Once in a while, my father fried fish and chips. He started by filleting the fish, which would have been cod, plaice or haddock. Then he peeled the potatoes, sliced them, soaked them, dried them, fried them to cook through. He made the batter and battered the fish. Then he gave the chips their final fry and fried the fish. They were served with frozen peas and home-made tartare sauce and lemon. He used almost all the dishes and pans in the kitchen and my mother would spend the afternoon cleaning up. He was a marvellous cook, but each meal he prepared was an Event and he used every utensil he could find and never even thought about the clearing away.
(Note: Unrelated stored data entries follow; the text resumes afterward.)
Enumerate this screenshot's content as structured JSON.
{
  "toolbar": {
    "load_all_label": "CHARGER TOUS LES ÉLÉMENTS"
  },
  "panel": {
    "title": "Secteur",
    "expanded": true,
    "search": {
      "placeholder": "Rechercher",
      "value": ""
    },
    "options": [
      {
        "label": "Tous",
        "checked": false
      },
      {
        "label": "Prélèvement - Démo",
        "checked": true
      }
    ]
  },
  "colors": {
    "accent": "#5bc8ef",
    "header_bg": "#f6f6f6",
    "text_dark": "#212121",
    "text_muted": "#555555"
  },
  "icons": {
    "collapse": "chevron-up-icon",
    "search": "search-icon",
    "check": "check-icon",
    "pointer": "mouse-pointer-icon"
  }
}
At home, unless there were guests, we never had puddings. My mother didn’t encourage a sweet tooth, though she did not disapprove of ice cream. This was the only shining light of school meals. The school cooks made lovely puddings, jam or chocolate sponges, rice pudding served with a dob of dark brown sugar, apple pies. In the summer, sometimes, jelly and ice cream, which was all right but not as nice as the dairy ice cream my mother bought.
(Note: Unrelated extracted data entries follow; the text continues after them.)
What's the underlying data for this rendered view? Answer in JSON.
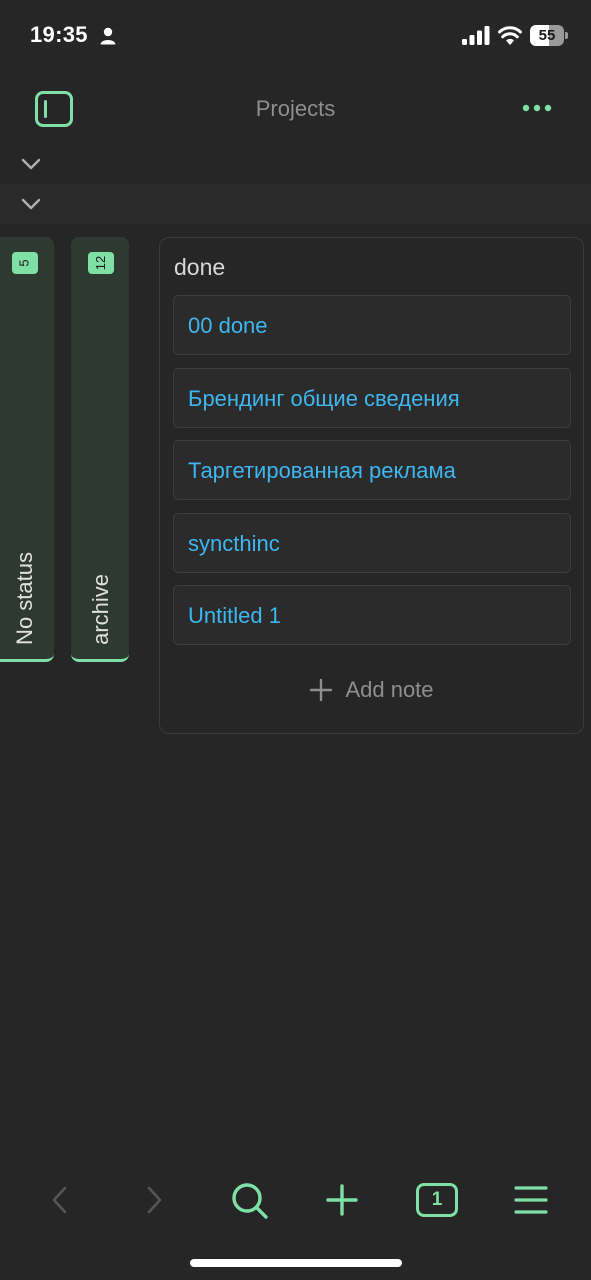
{
  "status_bar": {
    "time": "19:35",
    "battery": "55",
    "battery_level": 0.55
  },
  "header": {
    "title": "Projects"
  },
  "columns": [
    {
      "label": "No status",
      "count": "5"
    },
    {
      "label": "archive",
      "count": "12"
    }
  ],
  "done_column": {
    "title": "done",
    "notes": [
      "00 done",
      "Брендинг общие сведения",
      "Таргетированная реклама",
      "syncthinc",
      "Untitled 1"
    ],
    "add_label": "Add note"
  },
  "toolbar": {
    "tab_count": "1"
  },
  "colors": {
    "accent": "#7fe0a5",
    "link": "#3eb7f0",
    "background": "#262626"
  }
}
Wine was always on the table. Everyday wine was bought in half-gallons. I can’t remember at what age I was first allowed to drink it but after that I always could if I wished. I rarely did, maybe the occasional half-glass when I was in my teens. Because it was not forbidden or ‘special’, I didn’t think of drinking alcohol as something to aspire to or hide from my parents. Sometimes we went to Sunday pre-lunch drinks parties. From the age of about 14, I was given sherry and, looking back, I must have sometimes become pretty drunk. Sherry is a fairly heavy drink for a youngster and I was freely offered refills.
We didn’t eat between meals, although fruit was not counted as snacking and was always available in large quantities. My mother did not bake cakes or biscuits, though we might have a biscuit at (afternoon) tea time. Lunch was at 1 and dinner 7.30 – later at a party of course. From a fairly early age, we ate dinner with our parents rather than early high tea.
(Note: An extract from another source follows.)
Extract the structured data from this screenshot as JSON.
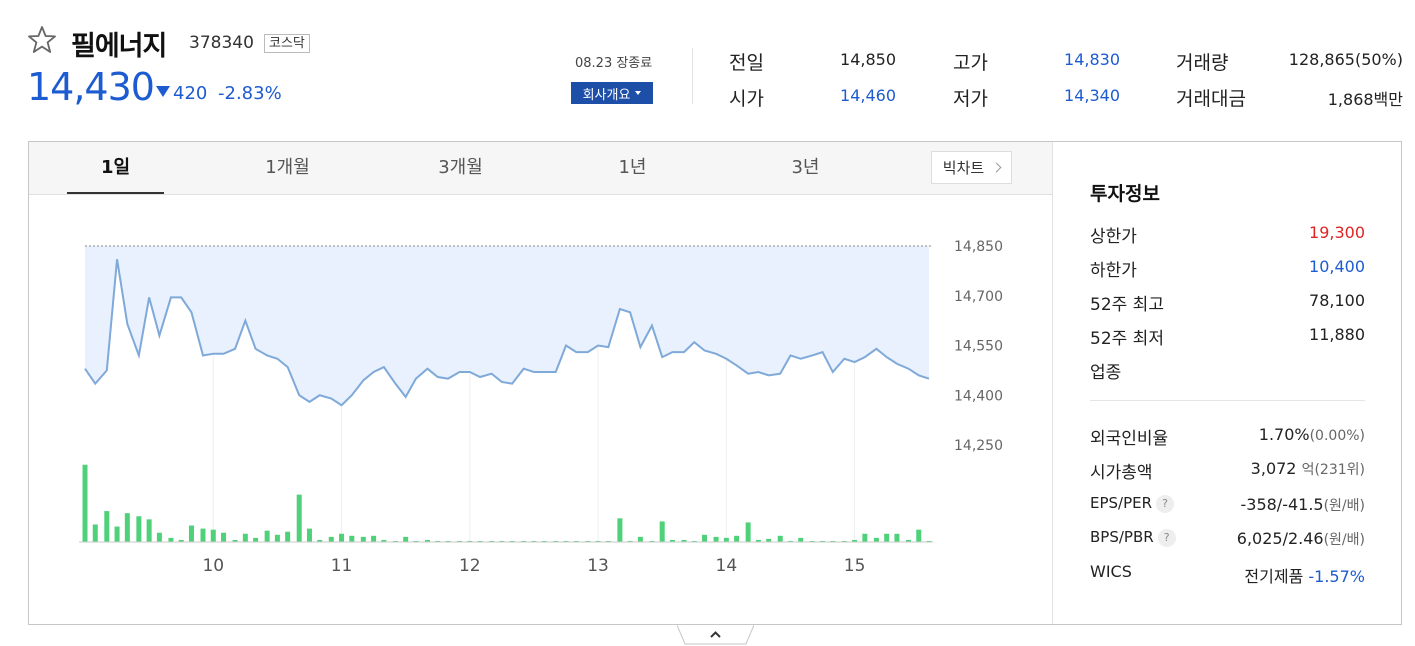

Remarkably enough, I was tiny. I had a very small appetite, although I was not fussy about food at all. My mother was sympathetic, as she knew I simply could not eat much. “Try to finish the meat,” she would say. “It’s expensive and it’s protein.” I would be asked what vegetables I wanted with my sliver of meat and small potato. “Five peas and half a sprout, please” I would say, and that’s what I’d be given. My parents understood how discouraging it was to be confronted with a plateful I couldn’t finish.
*Less sugar, more alcohol. She did the juice of a lemon and half the grated rind, 4 ounces of sugar, a glass of sherry and half a pint of cream. I use the juice and all the rind, 2 ounces of sugar (a little more if needed), a glass of sherry and a slug of brandy, to a half-pint of cream.